Ce que les données ne te disent pas
Tu as peut-être des centaines d'heures de données sur Strava, Garmin Connect, TrainingPeaks. Des courbes d'allure, des graphiques de FC, des scores de charge. Mais si tu ne prends jamais le temps de comparer un bloc d'entraînement à un autre, de regarder si tes footings à 6:30 se faisaient à 145 bpm il y a trois mois et à 138 bpm aujourd'hui, ces données ne servent à rien. Ce sont des chiffres, pas de l'information.
La différence entre un chiffre et une information, c'est l'interprétation. Et c'est exactement là où la plupart des coureurs sont seuls. Ils ont les données. Ils n'ont pas le recul pour les lire.
Un footing à 140 bpm, c'est bien ou c'est trop ? Ça dépend de ta FCmax, de ta FC repos, de la température, de ton niveau de fatigue, de ce que tu as fait la veille. C'est un contexte qu'un chiffre seul ne porte pas. Et c'est pour ça que deux coureurs avec exactement les mêmes données peuvent être dans deux situations complètement différentes.
Recalcule tes zones régulièrement. L'outil de calcul de zones cardiaques utilise la méthode de Karvonen pour te donner des zones adaptées à ton profil actuel, pas une formule générique. Si ta FC repos a baissé ces dernières semaines, tes zones ont changé aussi.
La question qui résume tout
Après chaque semaine d'entraînement, pose-toi cette question simple : est-ce que j'ai pu faire toutes mes séances à l'intensité prévue, sans en transformer une en footing et sans finir une seule complètement détruit ?
Si la réponse est oui, semaine après semaine, pendant 8 ou 10 ou 12 semaines, ton entraînement fonctionne. Pas parce que ta montre te le dit. Parce que ton corps te le montre.

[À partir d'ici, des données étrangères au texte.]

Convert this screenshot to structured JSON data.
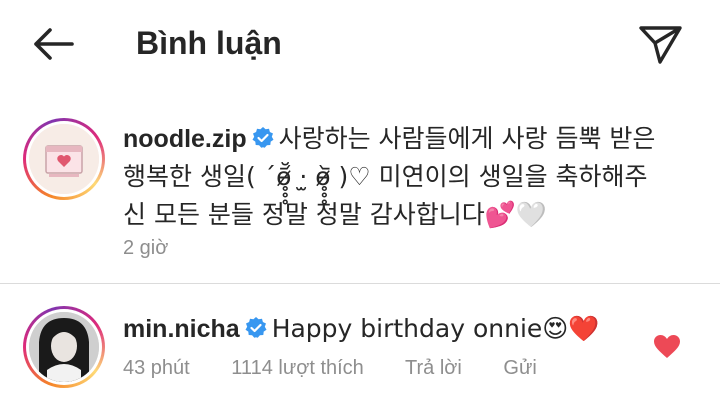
{
  "header": {
    "title": "Bình luận",
    "back_icon": "arrow-left-icon",
    "send_icon": "paper-plane-icon"
  },
  "caption": {
    "username": "noodle.zip",
    "verified": true,
    "text": "사랑하는 사람들에게 사랑 듬뿍 받은 행복한 생일( ´ɵ̷̥̥̥᷄̆ ·̫ ɵ̷̥̥̥᷅ )♡ 미연이의 생일을 축하해주신 모든 분들 정말 정말 감사합니다💕🤍",
    "time": "2 giờ"
  },
  "reply": {
    "username": "min.nicha",
    "verified": true,
    "text": "Happy birthday onnie😍❤️",
    "time": "43 phút",
    "likes": "1114 lượt thích",
    "reply_label": "Trả lời",
    "send_label": "Gửi",
    "liked": true
  },
  "colors": {
    "text": "#262626",
    "secondary": "#8e8e8e",
    "verified_blue": "#3897f0",
    "like_red": "#ed4956",
    "divider": "#dbdbdb"
  }
}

La vraie confiance le jour de la course ne vient pas d'un chiffre sur un écran. Elle vient de l'accumulation silencieuse de semaines cohérentes. Et si tu n'arrives plus à lire seul les signaux que ton corps t'envoie, c'est peut-être le signe qu'un regard extérieur peut t'aider à transformer tes données en décisions.